For the past year, the Minneapolis-based company has been testing a new caregiver-support service with its own employees as well as with workers at two of its other companies, health care insurer PreferredOne and senior housing provider Ebenezer.

Known as Caregiver Assurance, the service connects family caregivers with a licensed social worker who can help them find support services and provide counseling to reduce stressors that put caregivers at higher risk of depression, heart attacks and other health conditions.

Fairview Health plans to begin actively marketing the service to consumers and Minnesota businesses in the year ahead.

"Caregivers are swinging from episode to episode," said Mary Chapa, a registered nurse who developed the Caregiver Assurance program as Fairview's vice president of strategic development for senior services. "We're trying to remove some of the complexity for the patient and the family."

For a $50 monthly subscription fee, social workers can connect families with such basic services as meal delivery, transportation, chores and housekeeping.

The service also can help caregivers navigate the complexities of Medicare, address financial considerations or talk through difficult decisions about palliative or hospice care.

In-home assessments can be arranged for an additional $250 fee. Nonmembers pay $300.

Most of the interaction is online or over the phone and can range from one to three check-in calls a month for families whose situations have stabilized, to twice that during crisis situations.

"We do a lot of validating and coaching," said Heidi Sklenar Telschow, a social worker and psychotherapist, who works with Caregiver Assurance clients. "People want to know: Is this normal? We also get a lot of, 'This is not what I signed up for. I didn't know I'd be in this deep.' "

The Caregiver Assurance service is part of a growing suite of "employer solutions" that Fairview Health began developing this year as the company adjusts to a changing health care landscape and skyrocketing medical costs.

The workplace health programs are aimed at small to midsize businesses eager to keep insurance costs down as workers are faced with ever higher deductibles and out-of-pocket costs. Another Fairview workplace program helps workers cope with depression and other mental health struggles.

"There's a more direct relationship with employers and a care system than there may have been in the past when everything just ran through the health insurance company," said Rene' Coult-Calendine, Fairview Health's vice president of market and product development. "It's in our best interest as a care system … to get much closer to employers and consumers long before they have to experience us as a patient."

Still, the process of getting the Caregiver Assurance service to market took some convincing. Fairview's research found a need for family caregivers to get support and a lack of available workplace programs.
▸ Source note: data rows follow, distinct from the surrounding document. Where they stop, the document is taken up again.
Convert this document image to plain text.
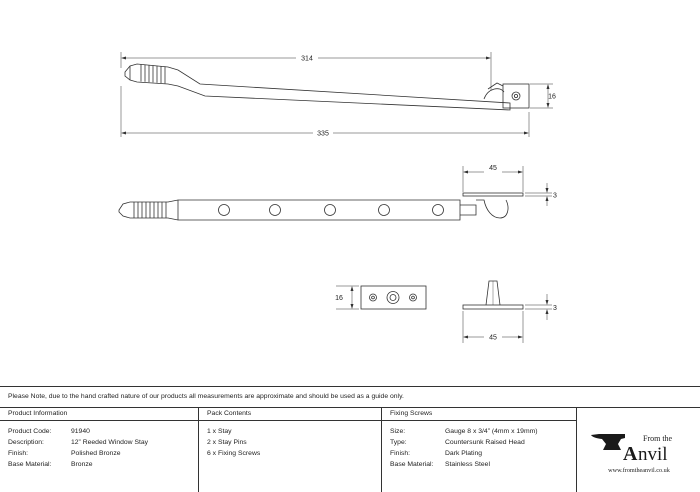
314
335
16
45
3
16
3
45
Please Note, due to the hand crafted nature of our products all measurements are approximate and should be used as a guide only.
Product Information
Product Code:	91940
Description:	12” Reeded Window Stay
Finish:	Polished Bronze
Base Material:	Bronze
Pack Contents
1 x Stay
2 x Stay Pins
6 x Fixing Screws
Fixing Screws
Size:	Gauge 8 x 3/4” (4mm x 19mm)
Type:	Countersunk Raised Head
Finish:	Dark Plating
Base Material: Stainless Steel
From the
A nvil
www.fromtheanvil.co.uk
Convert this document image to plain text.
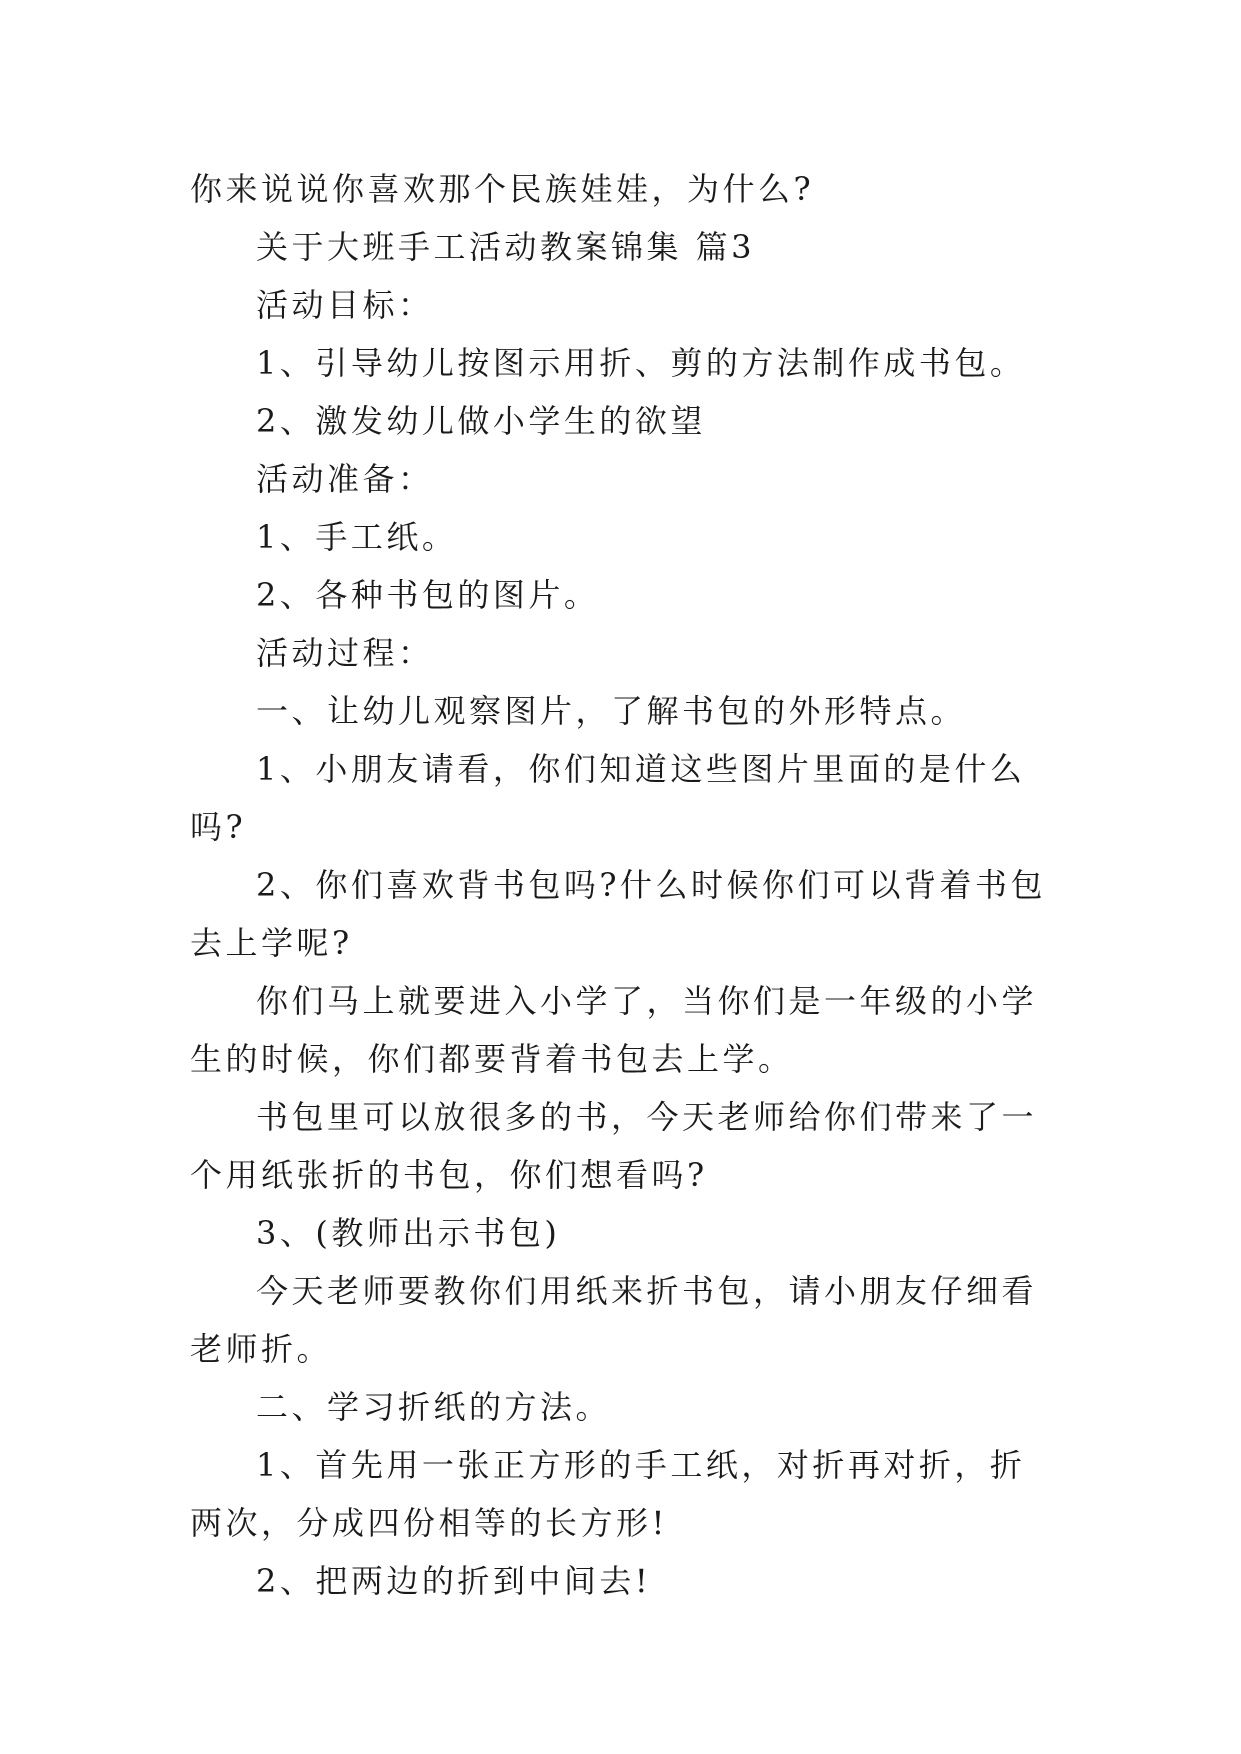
你来说说你喜欢那个民族娃娃，为什么?

关于大班手工活动教案锦集 篇3

活动目标：

1、引导幼儿按图示用折、剪的方法制作成书包。

2、激发幼儿做小学生的欲望

活动准备：

1、手工纸。

2、各种书包的图片。

活动过程：

一、让幼儿观察图片，了解书包的外形特点。

1、小朋友请看，你们知道这些图片里面的是什么吗?

2、你们喜欢背书包吗?什么时候你们可以背着书包去上学呢?

你们马上就要进入小学了，当你们是一年级的小学生的时候，你们都要背着书包去上学。

书包里可以放很多的书，今天老师给你们带来了一个用纸张折的书包，你们想看吗?

3、(教师出示书包)

今天老师要教你们用纸来折书包，请小朋友仔细看老师折。

二、学习折纸的方法。

1、首先用一张正方形的手工纸，对折再对折，折两次，分成四份相等的长方形!

2、把两边的折到中间去!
Yet when Coult-Calendine presented the concept to her advisory group of 15 Twin Cities businesses of various sizes and industries, she received a cool reception.
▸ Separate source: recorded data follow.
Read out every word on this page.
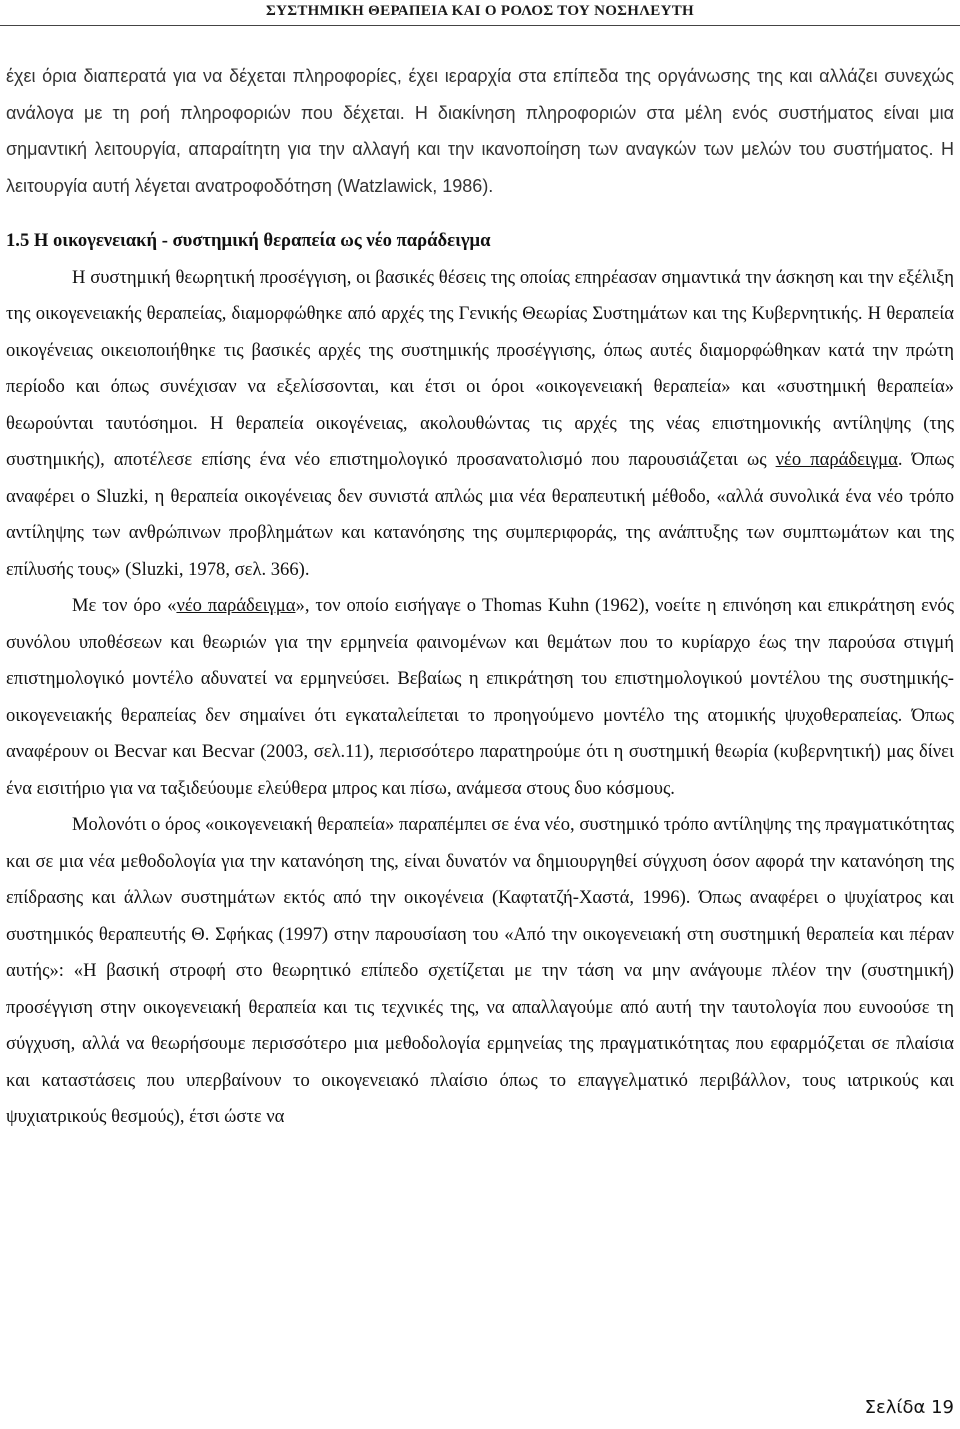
ΣΥΣΤΗΜΙΚΗ ΘΕΡΑΠΕΙΑ ΚΑΙ Ο ΡΟΛΟΣ ΤΟΥ ΝΟΣΗΛΕΥΤΗ

έχει όρια διαπερατά για να δέχεται πληροφορίες, έχει ιεραρχία στα επίπεδα της οργάνωσης της και αλλάζει συνεχώς ανάλογα με τη ροή πληροφοριών που δέχεται. Η διακίνηση πληροφοριών στα μέλη ενός συστήματος είναι μια σημαντική λειτουργία, απαραίτητη για την αλλαγή και την ικανοποίηση των αναγκών των μελών του συστήματος. Η λειτουργία αυτή λέγεται ανατροφοδότηση (Watzlawick, 1986).

1.5 Η οικογενειακή - συστημική θεραπεία ως νέο παράδειγμα

Η συστημική θεωρητική προσέγγιση, οι βασικές θέσεις της οποίας επηρέασαν σημαντικά την άσκηση και την εξέλιξη της οικογενειακής θεραπείας, διαμορφώθηκε από αρχές της Γενικής Θεωρίας Συστημάτων και της Κυβερνητικής. Η θεραπεία οικογένειας οικειοποιήθηκε τις βασικές αρχές της συστημικής προσέγγισης, όπως αυτές διαμορφώθηκαν κατά την πρώτη περίοδο και όπως συνέχισαν να εξελίσσονται, και έτσι οι όροι «οικογενειακή θεραπεία» και «συστημική θεραπεία» θεωρούνται ταυτόσημοι. Η θεραπεία οικογένειας, ακολουθώντας τις αρχές της νέας επιστημονικής αντίληψης (της συστημικής), αποτέλεσε επίσης ένα νέο επιστημολογικό προσανατολισμό που παρουσιάζεται ως νέο παράδειγμα. Όπως αναφέρει ο Sluzki, η θεραπεία οικογένειας δεν συνιστά απλώς μια νέα θεραπευτική μέθοδο, «αλλά συνολικά ένα νέο τρόπο αντίληψης των ανθρώπινων προβλημάτων και κατανόησης της συμπεριφοράς, της ανάπτυξης των συμπτωμάτων και της επίλυσής τους» (Sluzki, 1978, σελ. 366).

Με τον όρο «νέο παράδειγμα», τον οποίο εισήγαγε ο Thomas Kuhn (1962), νοείτε η επινόηση και επικράτηση ενός συνόλου υποθέσεων και θεωριών για την ερμηνεία φαινομένων και θεμάτων που το κυρίαρχο έως την παρούσα στιγμή επιστημολογικό μοντέλο αδυνατεί να ερμηνεύσει. Βεβαίως η επικράτηση του επιστημολογικού μοντέλου της συστημικής-οικογενειακής θεραπείας δεν σημαίνει ότι εγκαταλείπεται το προηγούμενο μοντέλο της ατομικής ψυχοθεραπείας. Όπως αναφέρουν οι Becvar και Becvar (2003, σελ.11), περισσότερο παρατηρούμε ότι η συστημική θεωρία (κυβερνητική) μας δίνει ένα εισιτήριο για να ταξιδεύουμε ελεύθερα μπρος και πίσω, ανάμεσα στους δυο κόσμους.

Μολονότι ο όρος «οικογενειακή θεραπεία» παραπέμπει σε ένα νέο, συστημικό τρόπο αντίληψης της πραγματικότητας και σε μια νέα μεθοδολογία για την κατανόηση της, είναι δυνατόν να δημιουργηθεί σύγχυση όσον αφορά την κατανόηση της επίδρασης και άλλων συστημάτων εκτός από την οικογένεια (Καφτατζή-Χαστά, 1996). Όπως αναφέρει ο ψυχίατρος και συστημικός θεραπευτής Θ. Σφήκας (1997) στην παρουσίαση του «Από την οικογενειακή στη συστημική θεραπεία και πέραν αυτής»: «Η βασική στροφή στο θεωρητικό επίπεδο σχετίζεται με την τάση να μην ανάγουμε πλέον την (συστημική) προσέγγιση στην οικογενειακή θεραπεία και τις τεχνικές της, να απαλλαγούμε από αυτή την ταυτολογία που ευνοούσε τη σύγχυση, αλλά να θεωρήσουμε περισσότερο μια μεθοδολογία ερμηνείας της πραγματικότητας που εφαρμόζεται σε πλαίσια και καταστάσεις που υπερβαίνουν το οικογενειακό πλαίσιο όπως το επαγγελματικό περιβάλλον, τους ιατρικούς και ψυχιατρικούς θεσμούς), έτσι ώστε να

Σελίδα 19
She sent them back to talk to their managers and employees.

"And honestly, to a T, when they came back it was eyes wide open," she said. "They learned that this was a huge drain on individuals trying to balance demands of their job and the demands of being a caregiver."

Research shows that businesses incur significant costs from caregiving, including absenteeism, making workday adjustments, shifting workers from full- to part-time work and simply replacing them.

Meanwhile, surveys from AARP and others show that more than two-thirds of those caring for frail loved ones suffer job-related difficulties, including reducing hours, taking unpaid time off, retiring early or receiving warnings about job performance.

Dr. Kim DeRoche, a practicing Fairview family medicine physician and executive, said the Caregiver Assurance program is part of a larger movement to broaden from a patient-centered medicine to one that is more family focused.

Getting support can help prevent health problems for caregivers while also "reframing how the medical visit happens" for the physician.

"Caregivers are sometimes the key to success of the patient," she said.